U.S. President Donald Trump’s sweeping April 2025 tariff measures sent shockwaves through financial markets while upending decades of carefully built trade relationships worldwide, marking the most significant U.S. trade policy shift in at least a century. Economic experts immediately warned that raising the average effective U.S. tariff rates from just under 1.0% to between about 22.5% and 24%, the highest since 1910, could be catastrophic for an economy that was among the few to show significant growth coming out of the pandemic.
Since “the tariff increases were significantly larger than expected,” U.S. Federal Reserve Chair Jerome Powell said in a speech two days after their announcement, “the same is likely to be true of the economic effects, which will include higher inflation and slower growth.” George Pearkes, a macro analyst at Bespoke Investment Group, and Justin Wolfers, professor of public policy and economics at the University of Michigan, both told Investopedia the size of the tariffs significantly increased the likelihood of a recession, with JPMorgan forecasters raising their risk of a global recession to 60%.
Key Takeaways
- Trump’s tariffs represent the most dramatic shift in U.S. trade policy in over a century.
- Analysts across Wall Street and at economic research centers immediately increased their estimates of the likelihood of a U.S. recession by year-end 2025.
Tariffs and the Potential for a Recession
The rationale economists give is based on several mutually reinforcing outcomes they view as likely:
- Direct consumer impact: “These tariffs are going to hurt. A lot,” Wolfers wrote in a piece for the New York Times, adding that “they are going to reshape your life in much more fundamental ways”—more akin to a “crash” than a “jolt”—compared with those from the first Trump administration. The tariffs are expected to raise consumer prices by 2.3% in 2025, an average loss of about $3,800 per U.S. household, with the proportional effects growing worse for those lower on the income scale. Higher costs will come, too, from knock-on effects beyond the price tags for foreign goods. For example, “higher prices for auto parts will raise insurance costs,” Wolfers pointed out to Investopedia.
- Business investment and supply chain disruptions: Half of U.S. imports are production inputs, meaning tariffs directly increase manufacturing costs for American companies that need them to make finished products. On the heels of the April tariff changes, many analysts projected it would decrease real gross domestic product (GDP) growth by about 0.9% in 2025, with exports projected to fall 18.1%.
- Global retaliation: Trading partners are sure to counter with their own tariffs, causing blowback for the world’s economy: the World Trade Organization warns of a potential 1% contraction in global trade volumes.
- Problems facing any U.S. Federal Reserve response: Specific sectors are expected to see major price increases (see the table on this page), potentially creating a combination of rising inflation and economic contraction called stagflation—something that the U.S. Federal Reserve would find difficult to address since its primary tool, interest rates, can’t address both prices and growth at the same time.
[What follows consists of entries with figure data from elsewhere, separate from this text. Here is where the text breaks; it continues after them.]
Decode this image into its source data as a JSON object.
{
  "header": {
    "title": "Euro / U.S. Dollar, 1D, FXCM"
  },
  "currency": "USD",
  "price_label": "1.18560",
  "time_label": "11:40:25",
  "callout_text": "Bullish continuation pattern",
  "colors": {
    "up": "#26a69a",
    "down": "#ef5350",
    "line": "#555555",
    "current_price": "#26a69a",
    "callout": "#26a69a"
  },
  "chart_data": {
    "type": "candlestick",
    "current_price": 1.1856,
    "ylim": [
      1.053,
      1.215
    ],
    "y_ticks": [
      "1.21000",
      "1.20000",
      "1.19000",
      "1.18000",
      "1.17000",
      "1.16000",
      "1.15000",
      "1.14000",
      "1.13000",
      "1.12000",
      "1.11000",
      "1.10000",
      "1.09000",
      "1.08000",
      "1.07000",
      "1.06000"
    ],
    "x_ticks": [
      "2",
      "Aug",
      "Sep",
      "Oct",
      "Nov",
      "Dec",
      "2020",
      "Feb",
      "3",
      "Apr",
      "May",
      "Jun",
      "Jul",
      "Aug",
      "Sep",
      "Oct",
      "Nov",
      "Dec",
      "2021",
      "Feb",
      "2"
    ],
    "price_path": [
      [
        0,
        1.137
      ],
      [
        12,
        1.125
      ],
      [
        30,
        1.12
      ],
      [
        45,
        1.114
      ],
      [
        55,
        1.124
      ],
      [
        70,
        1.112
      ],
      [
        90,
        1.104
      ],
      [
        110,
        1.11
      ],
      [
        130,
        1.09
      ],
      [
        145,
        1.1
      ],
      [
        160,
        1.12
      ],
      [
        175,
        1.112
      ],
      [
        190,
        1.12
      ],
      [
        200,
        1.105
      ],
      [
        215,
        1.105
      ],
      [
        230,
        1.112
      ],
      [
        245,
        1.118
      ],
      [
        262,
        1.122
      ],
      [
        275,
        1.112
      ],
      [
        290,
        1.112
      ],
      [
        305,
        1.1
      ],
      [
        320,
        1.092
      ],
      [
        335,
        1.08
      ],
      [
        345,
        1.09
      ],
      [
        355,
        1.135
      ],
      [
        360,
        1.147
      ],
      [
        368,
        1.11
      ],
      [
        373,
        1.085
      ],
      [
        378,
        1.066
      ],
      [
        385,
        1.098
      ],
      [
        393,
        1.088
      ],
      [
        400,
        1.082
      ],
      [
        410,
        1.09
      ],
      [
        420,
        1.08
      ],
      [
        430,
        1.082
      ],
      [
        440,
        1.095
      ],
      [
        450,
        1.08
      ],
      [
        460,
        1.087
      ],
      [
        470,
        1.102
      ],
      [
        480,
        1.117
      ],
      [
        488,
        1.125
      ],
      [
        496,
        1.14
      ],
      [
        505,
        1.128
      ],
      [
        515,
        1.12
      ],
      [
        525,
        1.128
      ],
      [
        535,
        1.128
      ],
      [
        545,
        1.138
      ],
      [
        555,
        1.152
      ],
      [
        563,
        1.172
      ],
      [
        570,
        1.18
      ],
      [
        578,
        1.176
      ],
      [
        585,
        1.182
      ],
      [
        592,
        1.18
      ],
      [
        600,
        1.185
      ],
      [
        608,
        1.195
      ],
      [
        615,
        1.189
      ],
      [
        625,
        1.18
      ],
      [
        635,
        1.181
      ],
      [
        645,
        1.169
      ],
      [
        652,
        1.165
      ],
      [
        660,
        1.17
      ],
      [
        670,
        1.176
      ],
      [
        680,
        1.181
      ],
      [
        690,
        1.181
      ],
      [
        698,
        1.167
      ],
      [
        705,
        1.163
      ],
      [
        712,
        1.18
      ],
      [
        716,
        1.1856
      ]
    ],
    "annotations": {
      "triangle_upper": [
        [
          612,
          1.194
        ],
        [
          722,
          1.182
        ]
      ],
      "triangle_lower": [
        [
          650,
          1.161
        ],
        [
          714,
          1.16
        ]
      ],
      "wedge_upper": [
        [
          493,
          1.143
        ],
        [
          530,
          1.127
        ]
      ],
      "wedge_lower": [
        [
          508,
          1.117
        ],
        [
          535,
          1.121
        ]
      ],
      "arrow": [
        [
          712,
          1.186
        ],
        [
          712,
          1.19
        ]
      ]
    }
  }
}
If the tariffs do lead to an economic contraction, how you prepare depends on your circumstances:
Long-term investors: “Your focus right now should be structured by your time frame. For anyone in the long term—10-plus years, like retirement accounts—today’s headlines don’t matter,” Pearkes said. “Don’t try and time the market, you won’t be successful.”
Short-term investors: “For shorter-term investors, it’s hard to see a positive catalyst in the near term,” Pearkes said. “The better entries to step in and buy are likely going to come later.” In other words, those with shorter time horizons might consider maintaining higher cash positions until the markets stabilize.
Consumers: With projected price increases of 2.3% across the board and significantly higher in categories like apparel (17%) and food (2.8%), households should consider doing the following:
- Review your budget to account for higher prices on imported goods.
- Consider accelerating major purchases in categories facing steep tariffs before they arrive, then switching to delaying, if you can, those purchases once they are in force.
- Build emergency savings.
The Bottom Line
“Few propositions command as much consensus among professional economists as that [free] world trade increases economic growth and raises living standards,” noted Harvard economist Greg Mankiw has written. Economists now worry the April 2025 U.S. tariffs could trigger a recession. With global markets in turmoil and businesses beginning to implement layoffs, the question is how severe and widespread the pain will be. “No one wins a trade war,” Wolfers said.